The approximate location of brain lobes in carnivores can be determined based on the position of the corresponding frontal, parietal, and occipital bones of the calvaria. These cerebral lobes are typically situated directly beneath the bones of the same name. However, distinguishing these bones is often challenging in imaging, particularly in transverse CT scans [
10]. The hypodense areas observed in the right hemisphere on the CT scan correspond anatomically to regions primarily involving the frontal and parietal lobes (
Figure 3), as shown in the anatomical diagram (
Figure 3A). Specifically, the lesions were presumed to be located in the anterior suprasylvian gyrus and middle ectosylvian gyrus (part of the frontal lobe) and the posterior suprasylvian sulcus (part of the parietal lobe).

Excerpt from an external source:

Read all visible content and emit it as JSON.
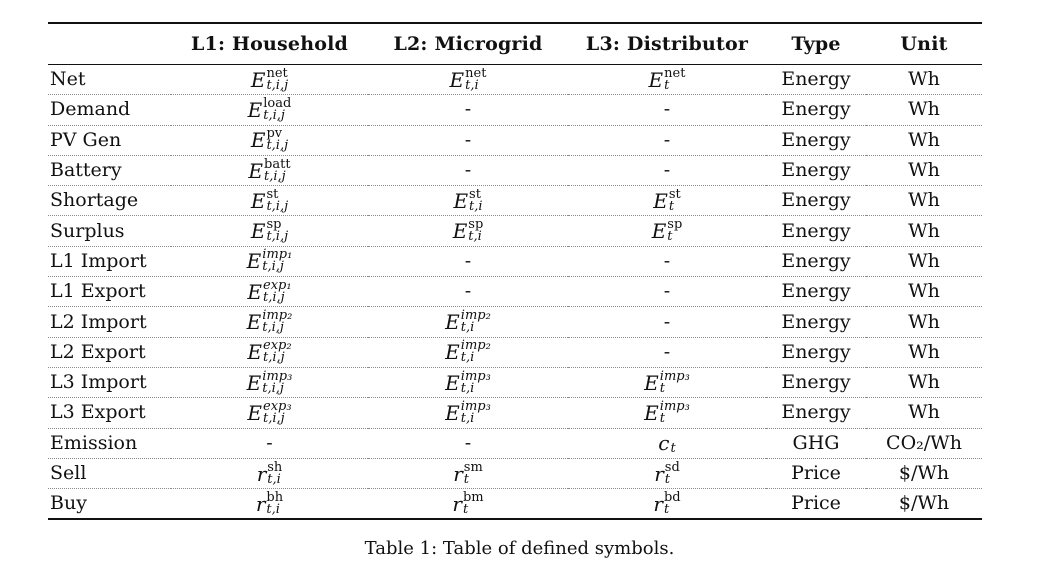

In cats, the frontal lobes, constituting only 3 to 3.5% of the total brain, are smaller than in humans, where they account for nearly 25% of the brain (
Figure 4). In cats, the frontal lobes are responsible, among other functions, for analyzing odors, regulating temperament, and facilitating social skills and certain movements, while the parietal lobe, particularly the middle suprasylvian cortex, is essential for processing visual motion and managing attentional functions. This region plays a key role in detecting and analyzing motion direction and enabling orientation toward new visual stimuli in the field of view [
21,
22,
23]. We hypothesize that the relatively smaller and less complex frontal lobe in cats likely contributes to a less pronounced expression of cerebrovascular pathology compared to humans, where such lesions often manifest as marked neurological deficits [
12].
Computed tomography plays an important role in the diagnostic assessment of cerebrovascular disease by providing valuable imaging that reveals a wide range of pathophysiological changes associated with stroke. In the acute phase, CT imaging can identify early alterations in tissue attenuation and subtle mass effects. However, while CT is effective in these contexts, it may be less capable of fully detecting ischemic and lacunar infarctions compared to MRI, which offers greater sensitivity for these stroke types [
18].
4. Conclusions
Considering all the details, the observed lesion exhibits a distinct distribution pattern, characterized by a well-defined hypodense area within the vascular territory of the middle and rostral cerebral arteries. This finding is accompanied by evidence of cerebral atrophy, suggestive of chronic ischemic changes. The hypodensity and associated structural alterations indicate a disrupted cerebral perfusion, likely resulting from an ischemic event. These imaging characteristics strongly align with the pathophysiological features of a cerebral stroke, supporting a presumptive diagnosis of an ischemic cerebrovascular accident.
Despite the evident brain lesions, the cat showed no clinical or behavioral changes detectable during the clinical examination or reported by the owner.
A neurological examination, recommended following the imaging assessment, revealed minimal and very subtle neuronal deficits.